Summary

Tackling child labour: A guide for financial institutions

Anna Triponel

April 19, 2024
Our key takeaway: Child labour is on the rise despite increased corporate efforts to address child-related risks and impacts in their operations and value chains. Under the UN Guiding Principles on Business and Human Rights, financial institutions are not exempt from responsibility; in fact, they’re in a prime position to make a difference. According to Shift, the Centre for Child Rights and Business and UNICEF, these institutions can step up by enhancing their screening for risks across their portfolio companies; ask better questions and set better expectations of their clients; and consider their participation in multi-stakeholder initiatives to strengthen their approach and actions on addressing child labour. But here’s the game-changer. Financial institutions should pivot towards: 1) collaborating with business partners to address the root causes of child labour rather than adopting a zero tolerance approach and immediately disengaging when child labour is identified; 2) going beyond audits to assess risks and impacts of child labour since they seldom capture the reality on-the-ground and are typically restricted to tier 1 supply chains; and 3) looking at whether certain risks factors exacerbates the likelihood of child labour occurring. For instance, weather and climate-related events (made more frequent and severe due to climate change) increases the risks and impacts of child labour. A call to action: financial institutions wield immense power to influence rights-respecting practices across their operations and value chains. It could be as simple as asking the right questions and adopting a longer-term temporal lens to assess their risks and impacts.

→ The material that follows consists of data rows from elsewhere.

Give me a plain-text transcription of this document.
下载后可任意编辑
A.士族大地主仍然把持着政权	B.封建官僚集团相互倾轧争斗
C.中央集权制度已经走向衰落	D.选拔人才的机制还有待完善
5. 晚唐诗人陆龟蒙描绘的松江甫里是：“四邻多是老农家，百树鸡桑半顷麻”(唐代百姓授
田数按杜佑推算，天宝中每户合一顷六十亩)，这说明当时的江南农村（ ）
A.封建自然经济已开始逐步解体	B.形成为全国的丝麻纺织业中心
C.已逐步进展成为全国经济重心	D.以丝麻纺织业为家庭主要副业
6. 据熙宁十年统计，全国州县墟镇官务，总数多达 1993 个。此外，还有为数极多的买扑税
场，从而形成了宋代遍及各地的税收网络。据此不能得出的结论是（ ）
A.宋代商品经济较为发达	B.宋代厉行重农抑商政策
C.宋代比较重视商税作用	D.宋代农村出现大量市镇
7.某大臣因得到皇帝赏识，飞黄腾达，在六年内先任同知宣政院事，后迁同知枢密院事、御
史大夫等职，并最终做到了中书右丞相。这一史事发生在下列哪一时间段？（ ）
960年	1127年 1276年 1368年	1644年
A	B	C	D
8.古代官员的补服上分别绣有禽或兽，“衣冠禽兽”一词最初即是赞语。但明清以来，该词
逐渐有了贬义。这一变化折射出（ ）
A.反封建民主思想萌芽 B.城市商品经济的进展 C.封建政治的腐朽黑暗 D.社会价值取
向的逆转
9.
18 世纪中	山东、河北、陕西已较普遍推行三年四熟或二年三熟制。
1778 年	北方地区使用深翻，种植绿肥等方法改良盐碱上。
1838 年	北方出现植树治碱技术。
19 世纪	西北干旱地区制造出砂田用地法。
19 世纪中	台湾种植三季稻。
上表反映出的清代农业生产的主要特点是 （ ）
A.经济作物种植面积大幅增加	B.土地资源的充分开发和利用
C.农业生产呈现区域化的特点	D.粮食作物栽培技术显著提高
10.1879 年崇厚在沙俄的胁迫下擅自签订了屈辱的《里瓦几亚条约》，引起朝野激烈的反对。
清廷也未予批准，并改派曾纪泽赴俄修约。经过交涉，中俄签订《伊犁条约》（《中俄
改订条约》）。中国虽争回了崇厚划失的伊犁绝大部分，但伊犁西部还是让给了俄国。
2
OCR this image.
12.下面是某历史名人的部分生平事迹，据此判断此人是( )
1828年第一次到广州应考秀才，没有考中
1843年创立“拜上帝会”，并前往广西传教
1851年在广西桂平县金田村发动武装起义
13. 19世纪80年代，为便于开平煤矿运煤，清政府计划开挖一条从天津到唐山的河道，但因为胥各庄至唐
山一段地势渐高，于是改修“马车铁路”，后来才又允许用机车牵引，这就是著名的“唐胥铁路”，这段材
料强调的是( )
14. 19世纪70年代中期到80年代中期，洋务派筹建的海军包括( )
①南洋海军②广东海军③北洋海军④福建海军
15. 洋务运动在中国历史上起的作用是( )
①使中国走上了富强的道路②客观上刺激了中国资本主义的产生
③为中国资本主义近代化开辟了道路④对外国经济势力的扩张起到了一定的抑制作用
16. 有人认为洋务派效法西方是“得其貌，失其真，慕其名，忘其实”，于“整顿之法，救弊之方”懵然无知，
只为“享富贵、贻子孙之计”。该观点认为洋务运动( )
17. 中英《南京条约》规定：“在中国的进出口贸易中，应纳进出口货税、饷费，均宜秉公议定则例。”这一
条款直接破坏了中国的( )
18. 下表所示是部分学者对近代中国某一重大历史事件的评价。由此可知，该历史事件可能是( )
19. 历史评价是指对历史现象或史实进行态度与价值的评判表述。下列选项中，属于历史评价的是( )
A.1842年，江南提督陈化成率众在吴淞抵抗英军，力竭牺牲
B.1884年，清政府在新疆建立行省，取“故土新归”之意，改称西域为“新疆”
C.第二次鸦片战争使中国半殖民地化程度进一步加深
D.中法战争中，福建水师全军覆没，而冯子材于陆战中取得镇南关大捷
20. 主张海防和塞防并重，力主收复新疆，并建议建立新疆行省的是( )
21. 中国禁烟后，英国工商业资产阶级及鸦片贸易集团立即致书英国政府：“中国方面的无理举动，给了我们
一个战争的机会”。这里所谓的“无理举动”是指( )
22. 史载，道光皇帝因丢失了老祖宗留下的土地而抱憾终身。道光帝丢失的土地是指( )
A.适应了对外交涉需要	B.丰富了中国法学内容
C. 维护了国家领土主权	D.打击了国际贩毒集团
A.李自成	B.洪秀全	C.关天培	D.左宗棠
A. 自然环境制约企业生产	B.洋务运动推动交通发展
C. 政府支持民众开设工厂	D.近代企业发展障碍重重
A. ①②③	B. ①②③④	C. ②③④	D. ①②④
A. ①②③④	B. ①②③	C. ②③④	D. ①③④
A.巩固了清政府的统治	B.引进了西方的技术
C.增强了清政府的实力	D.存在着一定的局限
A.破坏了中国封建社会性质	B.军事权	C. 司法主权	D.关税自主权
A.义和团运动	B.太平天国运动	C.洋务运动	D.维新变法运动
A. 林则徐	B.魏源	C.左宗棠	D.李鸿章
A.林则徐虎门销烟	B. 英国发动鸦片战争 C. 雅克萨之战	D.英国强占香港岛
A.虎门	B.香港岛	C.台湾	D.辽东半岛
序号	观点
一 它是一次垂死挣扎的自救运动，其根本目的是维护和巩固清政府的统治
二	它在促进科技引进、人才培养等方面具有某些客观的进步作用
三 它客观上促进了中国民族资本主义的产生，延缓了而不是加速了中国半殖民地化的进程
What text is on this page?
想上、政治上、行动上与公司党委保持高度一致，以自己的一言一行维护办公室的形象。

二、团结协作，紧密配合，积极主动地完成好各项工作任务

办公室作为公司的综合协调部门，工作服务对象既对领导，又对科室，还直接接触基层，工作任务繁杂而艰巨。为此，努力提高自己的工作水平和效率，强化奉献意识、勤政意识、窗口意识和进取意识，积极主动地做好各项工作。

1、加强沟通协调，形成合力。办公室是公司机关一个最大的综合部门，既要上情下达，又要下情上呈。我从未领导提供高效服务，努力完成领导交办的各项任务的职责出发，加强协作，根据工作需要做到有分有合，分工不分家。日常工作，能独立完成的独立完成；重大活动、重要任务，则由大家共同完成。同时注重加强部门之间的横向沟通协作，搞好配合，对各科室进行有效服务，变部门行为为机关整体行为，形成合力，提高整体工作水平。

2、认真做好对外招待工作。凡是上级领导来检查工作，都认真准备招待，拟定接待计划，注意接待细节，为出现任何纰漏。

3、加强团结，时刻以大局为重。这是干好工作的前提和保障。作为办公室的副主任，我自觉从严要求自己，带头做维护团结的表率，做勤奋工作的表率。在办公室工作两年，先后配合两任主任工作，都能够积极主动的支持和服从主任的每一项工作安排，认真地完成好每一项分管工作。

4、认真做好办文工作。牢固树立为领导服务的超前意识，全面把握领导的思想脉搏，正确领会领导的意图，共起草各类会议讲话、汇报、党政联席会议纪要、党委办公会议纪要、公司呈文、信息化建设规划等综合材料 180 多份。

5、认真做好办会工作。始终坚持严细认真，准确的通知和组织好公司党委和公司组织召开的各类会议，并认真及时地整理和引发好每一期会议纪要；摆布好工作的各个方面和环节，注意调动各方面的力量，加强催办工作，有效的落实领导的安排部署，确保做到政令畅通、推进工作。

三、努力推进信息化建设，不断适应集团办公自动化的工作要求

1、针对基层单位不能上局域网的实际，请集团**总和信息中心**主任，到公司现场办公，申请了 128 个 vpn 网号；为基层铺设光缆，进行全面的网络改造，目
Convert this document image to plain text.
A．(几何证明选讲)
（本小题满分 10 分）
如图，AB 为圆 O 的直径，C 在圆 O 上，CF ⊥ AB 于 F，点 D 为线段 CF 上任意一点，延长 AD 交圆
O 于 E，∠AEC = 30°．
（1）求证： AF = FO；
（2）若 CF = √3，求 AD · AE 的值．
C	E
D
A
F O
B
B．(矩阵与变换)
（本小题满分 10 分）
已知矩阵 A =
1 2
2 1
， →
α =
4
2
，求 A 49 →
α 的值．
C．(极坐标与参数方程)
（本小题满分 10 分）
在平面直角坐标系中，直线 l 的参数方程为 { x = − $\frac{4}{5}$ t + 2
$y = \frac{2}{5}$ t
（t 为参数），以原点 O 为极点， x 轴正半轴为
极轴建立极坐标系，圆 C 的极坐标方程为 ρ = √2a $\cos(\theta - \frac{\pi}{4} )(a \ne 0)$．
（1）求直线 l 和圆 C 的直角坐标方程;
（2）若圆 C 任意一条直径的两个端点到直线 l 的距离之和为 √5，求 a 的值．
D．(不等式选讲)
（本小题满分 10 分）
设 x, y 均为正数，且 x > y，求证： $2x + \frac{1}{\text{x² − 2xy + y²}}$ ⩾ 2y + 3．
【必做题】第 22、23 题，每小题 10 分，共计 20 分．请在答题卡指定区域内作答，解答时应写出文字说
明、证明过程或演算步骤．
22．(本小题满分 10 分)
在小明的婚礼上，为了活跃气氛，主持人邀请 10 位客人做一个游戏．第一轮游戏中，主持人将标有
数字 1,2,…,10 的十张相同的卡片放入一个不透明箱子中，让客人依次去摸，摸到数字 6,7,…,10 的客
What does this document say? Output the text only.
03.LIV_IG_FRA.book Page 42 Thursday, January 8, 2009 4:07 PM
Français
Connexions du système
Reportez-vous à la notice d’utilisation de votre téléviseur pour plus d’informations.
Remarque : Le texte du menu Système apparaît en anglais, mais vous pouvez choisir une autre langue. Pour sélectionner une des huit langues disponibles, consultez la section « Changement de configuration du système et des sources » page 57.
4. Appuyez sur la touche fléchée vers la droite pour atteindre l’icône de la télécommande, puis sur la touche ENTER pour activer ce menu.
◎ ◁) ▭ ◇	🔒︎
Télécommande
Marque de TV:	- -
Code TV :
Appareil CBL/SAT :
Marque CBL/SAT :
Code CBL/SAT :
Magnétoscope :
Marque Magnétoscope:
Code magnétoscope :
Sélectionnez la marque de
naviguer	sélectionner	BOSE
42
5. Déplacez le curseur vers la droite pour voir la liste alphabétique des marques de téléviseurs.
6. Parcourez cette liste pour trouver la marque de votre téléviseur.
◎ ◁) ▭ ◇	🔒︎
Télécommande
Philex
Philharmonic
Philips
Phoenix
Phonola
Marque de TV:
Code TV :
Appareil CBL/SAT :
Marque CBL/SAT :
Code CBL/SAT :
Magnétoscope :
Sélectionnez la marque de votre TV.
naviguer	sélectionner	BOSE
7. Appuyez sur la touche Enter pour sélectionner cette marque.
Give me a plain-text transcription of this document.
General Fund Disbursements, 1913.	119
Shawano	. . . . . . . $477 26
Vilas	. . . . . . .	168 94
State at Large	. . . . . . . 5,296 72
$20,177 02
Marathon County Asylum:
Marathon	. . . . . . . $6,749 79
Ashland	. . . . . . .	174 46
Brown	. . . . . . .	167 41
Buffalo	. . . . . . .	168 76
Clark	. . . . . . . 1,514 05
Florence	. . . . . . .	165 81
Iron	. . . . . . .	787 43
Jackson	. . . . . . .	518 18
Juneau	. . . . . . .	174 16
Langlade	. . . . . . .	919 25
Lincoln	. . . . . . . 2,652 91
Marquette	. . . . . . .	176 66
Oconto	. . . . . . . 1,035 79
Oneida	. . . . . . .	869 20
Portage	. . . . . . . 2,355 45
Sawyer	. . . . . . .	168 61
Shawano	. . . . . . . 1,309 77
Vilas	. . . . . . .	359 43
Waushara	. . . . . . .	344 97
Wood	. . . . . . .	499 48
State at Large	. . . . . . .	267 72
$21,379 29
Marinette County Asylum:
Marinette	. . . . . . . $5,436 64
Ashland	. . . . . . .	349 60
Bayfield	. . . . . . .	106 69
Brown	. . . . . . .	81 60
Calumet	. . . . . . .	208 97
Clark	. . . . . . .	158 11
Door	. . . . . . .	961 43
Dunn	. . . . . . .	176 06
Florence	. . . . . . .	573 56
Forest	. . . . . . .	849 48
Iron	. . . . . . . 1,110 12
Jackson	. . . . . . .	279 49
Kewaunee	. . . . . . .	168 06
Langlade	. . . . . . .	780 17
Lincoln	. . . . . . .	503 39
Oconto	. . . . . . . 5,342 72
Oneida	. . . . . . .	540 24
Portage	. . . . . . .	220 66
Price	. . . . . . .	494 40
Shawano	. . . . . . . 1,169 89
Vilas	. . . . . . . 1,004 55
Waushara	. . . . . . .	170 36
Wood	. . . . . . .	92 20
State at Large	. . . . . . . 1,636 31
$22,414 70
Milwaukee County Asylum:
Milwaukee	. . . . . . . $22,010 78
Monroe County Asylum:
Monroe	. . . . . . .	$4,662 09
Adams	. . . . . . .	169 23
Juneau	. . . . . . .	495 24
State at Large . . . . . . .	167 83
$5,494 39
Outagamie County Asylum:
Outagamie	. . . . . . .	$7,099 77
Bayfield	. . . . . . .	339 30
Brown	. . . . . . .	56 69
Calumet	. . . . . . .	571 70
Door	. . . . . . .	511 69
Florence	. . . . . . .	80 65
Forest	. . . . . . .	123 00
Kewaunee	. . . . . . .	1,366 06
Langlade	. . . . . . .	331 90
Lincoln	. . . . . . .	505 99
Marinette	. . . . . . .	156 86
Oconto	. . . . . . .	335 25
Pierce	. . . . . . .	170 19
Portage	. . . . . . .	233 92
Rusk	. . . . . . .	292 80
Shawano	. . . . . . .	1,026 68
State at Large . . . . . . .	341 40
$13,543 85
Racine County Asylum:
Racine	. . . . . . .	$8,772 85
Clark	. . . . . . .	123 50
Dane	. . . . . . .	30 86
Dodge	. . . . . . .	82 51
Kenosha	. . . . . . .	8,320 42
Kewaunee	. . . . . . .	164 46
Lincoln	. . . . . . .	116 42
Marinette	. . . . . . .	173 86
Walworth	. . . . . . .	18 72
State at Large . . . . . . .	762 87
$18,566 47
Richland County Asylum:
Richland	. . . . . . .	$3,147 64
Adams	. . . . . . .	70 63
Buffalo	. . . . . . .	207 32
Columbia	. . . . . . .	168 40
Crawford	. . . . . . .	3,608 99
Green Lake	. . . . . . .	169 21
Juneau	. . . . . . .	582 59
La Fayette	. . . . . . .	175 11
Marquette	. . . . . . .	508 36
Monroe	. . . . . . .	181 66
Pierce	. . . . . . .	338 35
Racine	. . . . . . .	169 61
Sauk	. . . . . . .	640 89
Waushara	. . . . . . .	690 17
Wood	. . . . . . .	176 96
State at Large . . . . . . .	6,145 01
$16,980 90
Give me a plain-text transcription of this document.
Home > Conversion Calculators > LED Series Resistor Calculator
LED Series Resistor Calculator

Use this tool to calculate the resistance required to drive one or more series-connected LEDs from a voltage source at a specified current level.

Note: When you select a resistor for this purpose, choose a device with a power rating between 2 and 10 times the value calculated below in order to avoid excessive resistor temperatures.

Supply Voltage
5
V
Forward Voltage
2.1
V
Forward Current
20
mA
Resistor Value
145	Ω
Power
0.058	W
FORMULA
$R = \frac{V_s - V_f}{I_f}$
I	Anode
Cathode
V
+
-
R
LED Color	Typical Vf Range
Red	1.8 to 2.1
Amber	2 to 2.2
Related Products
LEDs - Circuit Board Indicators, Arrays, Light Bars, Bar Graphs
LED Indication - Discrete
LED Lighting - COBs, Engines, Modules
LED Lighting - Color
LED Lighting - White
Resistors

Shift, The Centre for Child Rights and Business and UNICEF published Tackling child labor: A guide for financial institutions (April 2024):

  • Child labour remains a significant issue: Despite increased corporate action on tackling child labour, it “remains an intractable and severe human rights impact worldwide.” According to the ILO and UNICEF in 2021, child labour figures increased for the first time in two decades. This affects financial institutions because child labour can be a salient human rights issue, particularly in their portfolio companies' operations and value chains.
  • Financial institutions’ responsibility in relation to addressing child labour: Under the UN Guiding Principles, the OECD Guidelines, and the OECD’s Due Diligence for Responsible Corporate Lending and Securities Underwriting, financial institutions have a responsibility to respect human rights throughout their operations and value chains. Financial institutions’ own activities can directly impact children or their clients’ activities and value chains can impact children. For instance, retail banks can be used to deposit and send money obtained from the abuse and exploitation of children. Clients may be using the capital provided by financial institutions to engage in activities where the risks to children are high or which exacerbates the risks to children. In situations like these, financial institutions have a responsibility to identify, prevent, mitigate and account for these impacts.
  • Recommendations for financial institutions: The report recommends several ways in which financial institutions can strengthen action on child labour in line with the UN Guiding Principles. These are 1) improving screening for indicators of child labour risk; 2) improving engagement with portfolio companies; and 3) participating in multi-stakeholder initiatives that include action on child labour. When it comes to the initial assessment of portfolios for risks, commercial banks may want to consider a) the nature of the operating context (e.g., a lack of living wages for families, weak child protection systems, conflict, migration and displacement, and natural disasters); b) the nature of business relationships (e.g., business models that heavily rely on labour agents); c) the nature of business activities (e.g., business models that fail to price in farmer income in sourcing decisions); and d) the presence of vulnerable groups (in this case, out-of-school children, children whose parents do not earn a living income, children of disadvantaged minorities). Financial institutions can also improve their engagement with portfolio companies by asking better questions and setting better expectations. For instance, financial institutions who adopt a zero-tolerance approach to child labour risk can “obscure the reality and stifle conversation.” It is important that they use and build their leverage with business partners to address child labour risks and impacts rather than automatically disengaging from business relationships when these issues are identified. In addition, they should expect companies to have in place child labour monitoring and remediation mechanisms, as well as mechanisms to monitor the effectiveness of the measures taken. Financial institutions should also be assessing and expecting portfolio companies’ alignment with international human rights standards, including those related to children’s rights, and for them to go beyond audits to identify risks to children. Moreover, they could ask clients about their participation in relevant multi-stakeholder initiatives, and their lobbying and policy engagement activities and whether these align with their human rights commitments. Last but not least, financial institutions should consider their own participation in relevant multi-stakeholder initiatives.